Am J Hematol. 2007 Aug;82(8):761-5. doi: 10.1002/ajh.20807.
Plasmablastic lymphoma is an aggressive subtype of diffuse large B-cell lymphoma that is mainly observed in patients with the human immunodeficiency virus (HIV) infection, and it tends to arise in the oral cavity. We present a case of an HIV-infected patient with plasmablastic lymphoma with prolonged survival. The 30-yr-old woman was found to have an oral lesion at the time of the diagnosis of HIV infection. Histological and immunochemical examination of biopsy of the oral lesion showed plasmablastic lymphoma (CD138+). She received two cycles of cyclophosphamide, vincristine, doxorubicin, and prednisolone (CHOP) that started 10 weeks after the initiation of antiretroviral therapy. The continuing pancytopenia and an adenoviral febrile infection did not permit further antineoplastic treatment. A gradual decrease of the oral lesion was noted after the second cycle of chemotherapy that led to the disappearance of the lesion 7 months later. The patient remains in complete remission 61 months after the diagnosis of plasmablastic lymphoma.

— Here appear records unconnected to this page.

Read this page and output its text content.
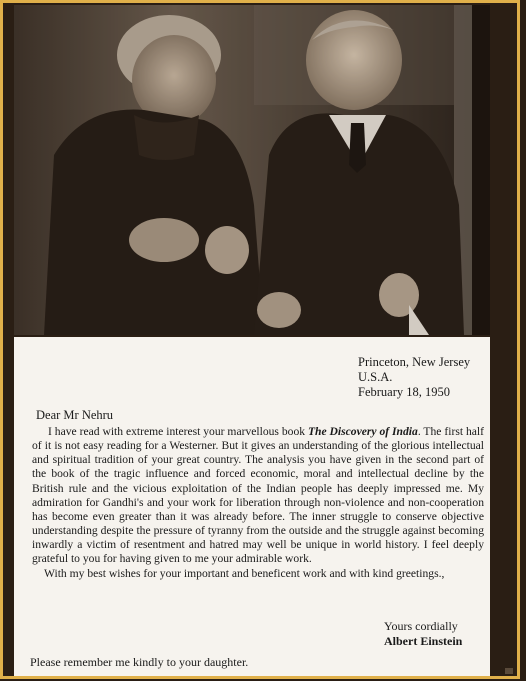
Princeton, New Jersey
U.S.A.
February 18, 1950
Dear Mr Nehru

I have read with extreme interest your marvellous book The Discovery of India. The first half of it is not easy reading for a Westerner. But it gives an understanding of the glorious intellectual and spiritual tradition of your great country. The analysis you have given in the second part of the book of the tragic influence and forced economic, moral and intellectual decline by the British rule and the vicious exploitation of the Indian people has deeply impressed me. My admiration for Gandhi's and your work for liberation through non-violence and non-cooperation has become even greater than it was already before. The inner struggle to conserve objective understanding despite the pressure of tyranny from the outside and the struggle against becoming inwardly a victim of resentment and hatred may well be unique in world history. I feel deeply grateful to you for having given to me your admirable work.

With my best wishes for your important and beneficent work and with kind greetings.,

Yours cordially
Albert Einstein
Please remember me kindly to your daughter.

浆母细胞性淋巴瘤是弥漫性大B细胞淋巴瘤的一种侵袭性亚型,主要见于人类免疫缺陷病毒(HIV)感染患者,且往往发生于口腔。我们报告一例HIV感染的浆母细胞性淋巴瘤患者生存期延长的病例。该30岁女性在诊断HIV感染时发现口腔有病变。对口腔病变活检进行组织学和免疫化学检查显示为浆母细胞性淋巴瘤(CD138+)。她在开始抗逆转录病毒治疗10周后接受了两个周期的环磷酰胺、长春新碱、多柔比星和泼尼松龙(CHOP)化疗。持续的全血细胞减少和腺病毒发热感染使进一步的抗肿瘤治疗无法进行。化疗第二个周期后,口腔病变逐渐缩小,7个月后病变消失。该患者在诊断浆母细胞性淋巴瘤61个月后仍处于完全缓解状态。